New Delhi: The board of governors of the five-member New Development Bank (NDB) will discuss expanding the membership of the multilateral institution at its second annual meeting beginning Friday in New Delhi, the bank’s president K.V. Kamath said on Thursday.
Kamath refused to discuss any potential candidates for joining the NDB. “Without the board giving a signal, we cannot proceed (to include new members),” he said.
Asked whether it was too early to include new members, Kamath said: “That is a call the board of governors will have to take. Let them discuss and take a call.”
NDB is a development bank set up in 2014 by the five emerging economies grouped under BRICS (Brazil, Russia, India, China and South Africa) to challenge existing multilateral financial institutions like the World Bank and the International Monetary Fund which are dominated by developed countries.
While the bank is based in Shanghai, China, India got to appoint its first president.
Kamath said NDB will issue masala bonds (rupee-denominated bonds sold overseas) in the second half of the current calendar year. “We are looking at anywhere between $300 to $500 million amount. But we have not decided yet in which geography the bonds will be issued,” he added.
NDB has lent $250 million through Canara Bank for renewable energy projects and another $350 million to Madhya Pradesh for a road project.
“Last year we had lent a $1.5 billion in total. This year, we are planning to lend $2.5-3 billion. I think India’s share will be in the range of $600-700 million,” Kamath said.
The European Investment Bank (EIB), the largest development bank in terms of lending, is opening its first branch in India on Friday. Asked whether EIB will have an upper hand in India because of its local presence, Kamath said the need for infrastructure development is so large that all multilateral banks manage to barely meet 10% of the potential.
He said NDB does not have any immediate plans to open a branch in India. “We are going to open our African regional centre very quickly. After that, we will look at other venues,” Kamath said.
In the absence of a local office, an NDB team comes from Shanghai for project evaluations at various locations. “That is actually the easier way because these are specialist activities,” he said.

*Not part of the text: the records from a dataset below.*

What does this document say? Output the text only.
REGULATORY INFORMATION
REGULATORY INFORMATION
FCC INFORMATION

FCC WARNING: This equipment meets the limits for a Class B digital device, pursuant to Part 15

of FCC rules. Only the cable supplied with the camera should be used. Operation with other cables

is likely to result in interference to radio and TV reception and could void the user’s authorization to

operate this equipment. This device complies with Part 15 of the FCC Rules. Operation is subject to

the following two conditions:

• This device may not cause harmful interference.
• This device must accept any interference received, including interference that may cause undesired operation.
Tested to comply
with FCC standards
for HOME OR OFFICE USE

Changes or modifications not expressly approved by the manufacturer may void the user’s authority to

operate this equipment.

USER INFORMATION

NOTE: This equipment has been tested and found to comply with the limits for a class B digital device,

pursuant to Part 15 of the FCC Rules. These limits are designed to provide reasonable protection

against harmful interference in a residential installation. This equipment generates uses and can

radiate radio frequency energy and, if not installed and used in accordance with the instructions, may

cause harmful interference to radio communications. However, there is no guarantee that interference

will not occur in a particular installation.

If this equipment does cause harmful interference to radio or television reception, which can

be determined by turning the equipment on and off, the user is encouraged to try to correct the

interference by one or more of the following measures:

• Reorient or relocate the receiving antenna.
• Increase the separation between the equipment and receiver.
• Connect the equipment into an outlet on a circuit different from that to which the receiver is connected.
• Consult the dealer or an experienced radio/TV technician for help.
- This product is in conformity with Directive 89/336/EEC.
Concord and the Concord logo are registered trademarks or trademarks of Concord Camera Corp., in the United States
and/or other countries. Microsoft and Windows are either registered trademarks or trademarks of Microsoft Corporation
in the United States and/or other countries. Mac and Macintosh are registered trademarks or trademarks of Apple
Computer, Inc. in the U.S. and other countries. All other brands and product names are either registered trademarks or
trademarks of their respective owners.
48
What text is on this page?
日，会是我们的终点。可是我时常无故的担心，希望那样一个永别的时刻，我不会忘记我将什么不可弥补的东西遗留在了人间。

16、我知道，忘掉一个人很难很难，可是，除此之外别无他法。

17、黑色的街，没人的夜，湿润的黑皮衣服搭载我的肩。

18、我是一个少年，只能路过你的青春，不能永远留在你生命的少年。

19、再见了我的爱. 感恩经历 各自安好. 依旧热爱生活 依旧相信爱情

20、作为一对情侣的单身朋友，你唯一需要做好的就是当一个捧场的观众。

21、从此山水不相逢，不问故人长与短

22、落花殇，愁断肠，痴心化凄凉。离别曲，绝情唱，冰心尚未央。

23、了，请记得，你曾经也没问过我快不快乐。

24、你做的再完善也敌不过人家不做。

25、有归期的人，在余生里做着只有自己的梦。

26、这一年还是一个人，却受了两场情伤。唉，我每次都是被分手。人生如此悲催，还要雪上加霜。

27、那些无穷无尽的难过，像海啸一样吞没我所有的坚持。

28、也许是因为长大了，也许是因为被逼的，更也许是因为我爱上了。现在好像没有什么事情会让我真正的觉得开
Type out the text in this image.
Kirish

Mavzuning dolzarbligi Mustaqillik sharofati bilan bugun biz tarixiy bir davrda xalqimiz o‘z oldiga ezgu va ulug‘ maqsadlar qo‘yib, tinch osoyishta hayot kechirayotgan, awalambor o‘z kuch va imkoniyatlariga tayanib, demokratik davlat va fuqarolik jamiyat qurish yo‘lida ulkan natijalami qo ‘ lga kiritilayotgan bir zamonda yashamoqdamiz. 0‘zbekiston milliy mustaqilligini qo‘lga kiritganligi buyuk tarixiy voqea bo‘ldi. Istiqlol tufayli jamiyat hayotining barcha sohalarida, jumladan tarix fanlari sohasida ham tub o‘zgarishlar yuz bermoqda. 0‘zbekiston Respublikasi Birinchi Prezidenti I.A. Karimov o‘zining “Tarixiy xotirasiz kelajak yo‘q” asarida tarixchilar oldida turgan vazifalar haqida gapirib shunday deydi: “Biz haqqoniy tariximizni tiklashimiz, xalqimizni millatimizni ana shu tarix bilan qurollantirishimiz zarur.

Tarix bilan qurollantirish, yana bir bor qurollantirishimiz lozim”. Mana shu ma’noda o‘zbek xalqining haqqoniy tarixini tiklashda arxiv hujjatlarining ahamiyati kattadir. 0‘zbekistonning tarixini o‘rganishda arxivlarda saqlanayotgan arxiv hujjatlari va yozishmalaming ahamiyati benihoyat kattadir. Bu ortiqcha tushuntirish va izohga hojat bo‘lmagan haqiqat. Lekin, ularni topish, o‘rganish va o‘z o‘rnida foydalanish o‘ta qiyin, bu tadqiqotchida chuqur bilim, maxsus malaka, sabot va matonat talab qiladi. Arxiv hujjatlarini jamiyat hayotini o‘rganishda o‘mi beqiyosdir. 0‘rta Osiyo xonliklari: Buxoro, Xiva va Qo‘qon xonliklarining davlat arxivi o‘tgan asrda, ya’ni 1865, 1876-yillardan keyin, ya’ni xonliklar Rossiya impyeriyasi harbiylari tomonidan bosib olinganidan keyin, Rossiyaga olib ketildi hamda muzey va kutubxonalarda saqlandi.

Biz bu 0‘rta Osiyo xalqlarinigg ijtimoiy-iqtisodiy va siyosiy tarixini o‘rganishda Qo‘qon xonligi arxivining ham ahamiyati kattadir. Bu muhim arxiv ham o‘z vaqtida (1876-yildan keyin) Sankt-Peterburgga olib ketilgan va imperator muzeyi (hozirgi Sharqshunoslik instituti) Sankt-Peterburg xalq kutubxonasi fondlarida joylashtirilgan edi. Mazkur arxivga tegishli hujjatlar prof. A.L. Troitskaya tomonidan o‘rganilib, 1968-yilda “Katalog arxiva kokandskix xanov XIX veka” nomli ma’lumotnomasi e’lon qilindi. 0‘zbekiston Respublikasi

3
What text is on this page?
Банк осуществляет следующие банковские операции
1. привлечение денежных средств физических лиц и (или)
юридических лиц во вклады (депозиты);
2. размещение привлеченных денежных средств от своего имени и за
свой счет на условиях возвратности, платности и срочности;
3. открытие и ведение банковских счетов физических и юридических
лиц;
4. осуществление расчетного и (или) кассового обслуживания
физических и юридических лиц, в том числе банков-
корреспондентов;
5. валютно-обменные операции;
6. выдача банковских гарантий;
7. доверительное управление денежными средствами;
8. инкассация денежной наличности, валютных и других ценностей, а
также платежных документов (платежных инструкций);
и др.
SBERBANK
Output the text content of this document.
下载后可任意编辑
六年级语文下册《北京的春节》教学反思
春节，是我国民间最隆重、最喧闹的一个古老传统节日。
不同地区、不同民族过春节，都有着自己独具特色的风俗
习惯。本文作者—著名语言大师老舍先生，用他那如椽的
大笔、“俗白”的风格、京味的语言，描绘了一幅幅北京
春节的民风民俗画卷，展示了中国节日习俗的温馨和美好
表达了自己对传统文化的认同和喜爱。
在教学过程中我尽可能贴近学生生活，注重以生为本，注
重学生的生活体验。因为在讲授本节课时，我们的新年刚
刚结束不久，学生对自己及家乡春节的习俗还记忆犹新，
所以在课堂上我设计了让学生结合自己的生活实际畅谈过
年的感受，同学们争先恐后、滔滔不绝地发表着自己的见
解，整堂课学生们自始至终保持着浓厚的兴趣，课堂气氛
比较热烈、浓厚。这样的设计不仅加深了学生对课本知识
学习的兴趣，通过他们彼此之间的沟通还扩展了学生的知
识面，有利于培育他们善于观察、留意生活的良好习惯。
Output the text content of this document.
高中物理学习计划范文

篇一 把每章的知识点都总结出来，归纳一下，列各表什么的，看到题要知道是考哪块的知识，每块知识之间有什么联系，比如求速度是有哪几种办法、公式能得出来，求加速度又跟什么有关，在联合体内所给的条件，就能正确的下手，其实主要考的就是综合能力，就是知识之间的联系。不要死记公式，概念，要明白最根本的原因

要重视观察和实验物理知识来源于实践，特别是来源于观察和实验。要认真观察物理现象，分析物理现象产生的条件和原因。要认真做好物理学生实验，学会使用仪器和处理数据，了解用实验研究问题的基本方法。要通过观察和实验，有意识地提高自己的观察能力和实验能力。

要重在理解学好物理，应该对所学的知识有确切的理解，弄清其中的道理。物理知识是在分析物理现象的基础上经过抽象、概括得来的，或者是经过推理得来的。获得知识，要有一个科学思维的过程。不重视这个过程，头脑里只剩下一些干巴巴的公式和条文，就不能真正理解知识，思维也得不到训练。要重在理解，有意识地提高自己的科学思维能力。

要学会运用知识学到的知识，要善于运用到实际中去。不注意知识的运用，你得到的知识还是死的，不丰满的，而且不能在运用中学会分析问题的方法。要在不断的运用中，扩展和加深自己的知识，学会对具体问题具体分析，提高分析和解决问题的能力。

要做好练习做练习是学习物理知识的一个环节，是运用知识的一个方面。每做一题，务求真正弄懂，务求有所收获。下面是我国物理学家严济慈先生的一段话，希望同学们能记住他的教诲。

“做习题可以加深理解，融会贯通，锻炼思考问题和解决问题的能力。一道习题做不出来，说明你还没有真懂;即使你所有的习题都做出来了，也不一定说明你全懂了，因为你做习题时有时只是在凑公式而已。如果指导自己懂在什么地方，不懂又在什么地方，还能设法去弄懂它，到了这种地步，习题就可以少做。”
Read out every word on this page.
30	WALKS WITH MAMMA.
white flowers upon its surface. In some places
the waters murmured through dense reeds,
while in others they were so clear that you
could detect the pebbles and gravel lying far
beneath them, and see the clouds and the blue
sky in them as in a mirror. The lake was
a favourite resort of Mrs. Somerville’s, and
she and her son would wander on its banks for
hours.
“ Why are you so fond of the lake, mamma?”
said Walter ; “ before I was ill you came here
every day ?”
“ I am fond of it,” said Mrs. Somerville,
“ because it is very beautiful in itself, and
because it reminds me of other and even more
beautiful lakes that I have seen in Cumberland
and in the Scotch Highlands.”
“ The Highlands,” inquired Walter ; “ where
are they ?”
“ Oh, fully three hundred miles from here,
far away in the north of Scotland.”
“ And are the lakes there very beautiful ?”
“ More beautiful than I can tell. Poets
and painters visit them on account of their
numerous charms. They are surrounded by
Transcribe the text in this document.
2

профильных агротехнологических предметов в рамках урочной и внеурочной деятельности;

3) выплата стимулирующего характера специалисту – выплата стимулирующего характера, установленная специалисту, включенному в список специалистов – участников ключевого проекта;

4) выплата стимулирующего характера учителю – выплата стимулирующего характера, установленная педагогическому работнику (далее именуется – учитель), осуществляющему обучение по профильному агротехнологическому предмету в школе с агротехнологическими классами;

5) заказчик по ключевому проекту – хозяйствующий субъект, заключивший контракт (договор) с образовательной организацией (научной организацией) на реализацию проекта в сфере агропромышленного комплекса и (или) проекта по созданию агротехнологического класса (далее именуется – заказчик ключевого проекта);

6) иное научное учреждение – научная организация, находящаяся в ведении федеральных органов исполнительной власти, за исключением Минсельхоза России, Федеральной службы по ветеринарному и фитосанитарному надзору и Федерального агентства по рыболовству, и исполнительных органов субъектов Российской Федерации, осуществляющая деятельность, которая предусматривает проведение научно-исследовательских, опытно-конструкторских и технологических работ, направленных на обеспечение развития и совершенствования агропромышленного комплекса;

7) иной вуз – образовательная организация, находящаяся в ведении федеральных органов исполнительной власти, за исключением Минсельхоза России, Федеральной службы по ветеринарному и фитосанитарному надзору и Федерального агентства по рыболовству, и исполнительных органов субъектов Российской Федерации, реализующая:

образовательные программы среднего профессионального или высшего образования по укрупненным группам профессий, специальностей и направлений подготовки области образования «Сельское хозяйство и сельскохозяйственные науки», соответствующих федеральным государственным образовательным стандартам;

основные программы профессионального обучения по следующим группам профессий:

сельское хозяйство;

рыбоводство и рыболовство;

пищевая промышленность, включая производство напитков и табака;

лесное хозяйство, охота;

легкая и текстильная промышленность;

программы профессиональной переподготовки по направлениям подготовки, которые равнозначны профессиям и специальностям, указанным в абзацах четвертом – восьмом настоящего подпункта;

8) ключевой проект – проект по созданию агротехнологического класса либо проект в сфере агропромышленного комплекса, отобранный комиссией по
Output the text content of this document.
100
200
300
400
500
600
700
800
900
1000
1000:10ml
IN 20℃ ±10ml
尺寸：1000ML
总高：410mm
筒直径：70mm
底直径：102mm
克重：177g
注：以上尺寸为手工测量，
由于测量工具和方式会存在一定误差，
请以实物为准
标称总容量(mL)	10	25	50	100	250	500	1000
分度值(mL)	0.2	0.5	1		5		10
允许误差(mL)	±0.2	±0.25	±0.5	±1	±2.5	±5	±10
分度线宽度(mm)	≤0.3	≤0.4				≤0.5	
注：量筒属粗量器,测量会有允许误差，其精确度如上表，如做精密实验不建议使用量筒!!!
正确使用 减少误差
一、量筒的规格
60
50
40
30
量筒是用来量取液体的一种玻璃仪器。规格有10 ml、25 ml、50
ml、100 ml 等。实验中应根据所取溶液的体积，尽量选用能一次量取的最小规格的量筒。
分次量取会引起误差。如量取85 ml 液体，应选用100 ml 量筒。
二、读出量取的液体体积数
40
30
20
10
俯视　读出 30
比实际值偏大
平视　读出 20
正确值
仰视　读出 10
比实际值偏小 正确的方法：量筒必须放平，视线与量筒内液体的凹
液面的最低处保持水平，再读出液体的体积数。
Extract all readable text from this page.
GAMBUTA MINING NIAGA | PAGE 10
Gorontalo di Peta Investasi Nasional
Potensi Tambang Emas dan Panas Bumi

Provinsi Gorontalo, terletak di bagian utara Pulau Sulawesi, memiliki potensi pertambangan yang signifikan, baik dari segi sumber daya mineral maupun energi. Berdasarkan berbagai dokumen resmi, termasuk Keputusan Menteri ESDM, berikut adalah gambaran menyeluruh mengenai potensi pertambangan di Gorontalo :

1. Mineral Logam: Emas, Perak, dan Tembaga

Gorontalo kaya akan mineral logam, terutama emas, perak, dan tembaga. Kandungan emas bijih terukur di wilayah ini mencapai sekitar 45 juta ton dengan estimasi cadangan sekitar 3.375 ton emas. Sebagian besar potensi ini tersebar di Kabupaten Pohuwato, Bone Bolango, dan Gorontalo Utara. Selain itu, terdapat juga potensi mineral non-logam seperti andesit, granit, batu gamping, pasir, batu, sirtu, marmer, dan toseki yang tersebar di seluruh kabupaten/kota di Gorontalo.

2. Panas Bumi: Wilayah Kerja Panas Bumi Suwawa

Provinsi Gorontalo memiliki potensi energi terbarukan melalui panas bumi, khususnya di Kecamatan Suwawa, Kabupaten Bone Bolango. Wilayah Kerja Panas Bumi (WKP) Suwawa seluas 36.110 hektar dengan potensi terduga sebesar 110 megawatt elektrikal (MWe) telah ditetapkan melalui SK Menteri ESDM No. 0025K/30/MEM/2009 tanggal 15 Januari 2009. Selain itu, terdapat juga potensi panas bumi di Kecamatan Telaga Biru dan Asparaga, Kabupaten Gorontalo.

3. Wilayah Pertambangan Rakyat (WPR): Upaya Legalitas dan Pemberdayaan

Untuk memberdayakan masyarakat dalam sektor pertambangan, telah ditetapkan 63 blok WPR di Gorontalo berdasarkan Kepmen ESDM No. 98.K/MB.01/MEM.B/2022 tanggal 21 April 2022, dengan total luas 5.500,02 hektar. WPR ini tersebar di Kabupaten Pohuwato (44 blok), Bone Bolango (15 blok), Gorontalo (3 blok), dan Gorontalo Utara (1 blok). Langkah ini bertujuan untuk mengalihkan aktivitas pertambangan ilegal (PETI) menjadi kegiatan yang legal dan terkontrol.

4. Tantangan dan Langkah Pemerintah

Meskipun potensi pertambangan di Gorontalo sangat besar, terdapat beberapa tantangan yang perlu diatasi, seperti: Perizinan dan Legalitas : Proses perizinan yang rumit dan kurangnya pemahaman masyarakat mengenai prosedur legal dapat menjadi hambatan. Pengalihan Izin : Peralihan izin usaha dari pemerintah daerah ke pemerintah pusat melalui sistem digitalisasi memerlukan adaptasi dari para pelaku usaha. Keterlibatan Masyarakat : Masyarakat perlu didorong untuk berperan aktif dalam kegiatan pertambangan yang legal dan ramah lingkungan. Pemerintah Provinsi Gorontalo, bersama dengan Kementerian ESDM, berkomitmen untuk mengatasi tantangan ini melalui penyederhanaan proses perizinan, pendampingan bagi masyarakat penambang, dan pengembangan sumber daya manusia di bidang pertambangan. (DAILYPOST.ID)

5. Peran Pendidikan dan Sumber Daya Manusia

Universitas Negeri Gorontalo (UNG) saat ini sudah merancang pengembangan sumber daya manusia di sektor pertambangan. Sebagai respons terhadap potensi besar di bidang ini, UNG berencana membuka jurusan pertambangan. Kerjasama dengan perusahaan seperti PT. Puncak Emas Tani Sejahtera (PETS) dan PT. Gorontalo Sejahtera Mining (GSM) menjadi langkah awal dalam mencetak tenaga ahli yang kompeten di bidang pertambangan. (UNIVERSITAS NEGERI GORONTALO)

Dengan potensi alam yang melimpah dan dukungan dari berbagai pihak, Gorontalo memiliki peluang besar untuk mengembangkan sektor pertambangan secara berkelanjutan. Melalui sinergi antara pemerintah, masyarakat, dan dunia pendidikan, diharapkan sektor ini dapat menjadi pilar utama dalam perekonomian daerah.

EIB vice-president Andrew McDowell, said that one of the challenges before multilateral banks is to try and adopt common standards and common definitions. “In India, we need to cooperate. We can work on country standards. But doing one common standard across countries might not be feasible,” he said.
On whether NDB will co-finance projects with other multilateral banks like Asian Infrastructure Investment Bank and EIB, Kamath said NDB will certainly seek to jointly finance projects at a future date. “We have now signed memorandums of understanding (MoU) with almost all multilateral development banks. We will sign MoU with EIB during this annual meeting. There is clearly scope to work together.”
On financing non-sovereign projects, Kamath said NDB’s policy allows it to invest 30% of its corpus in non-sovereign operations. “We will look at innovative financing, private sector financing down the road,” he added.
On the Goods and Services Tax Bills that were passed by the Lok Sabha on Wednesday, Kamath said the proposed tax may add more than a percentage point to India’s growth rate, as has been widely articulated by analysts. “There is a whole digitisation process due to GST as well as after demonetisation. We will see a much more efficient system than that exists today.”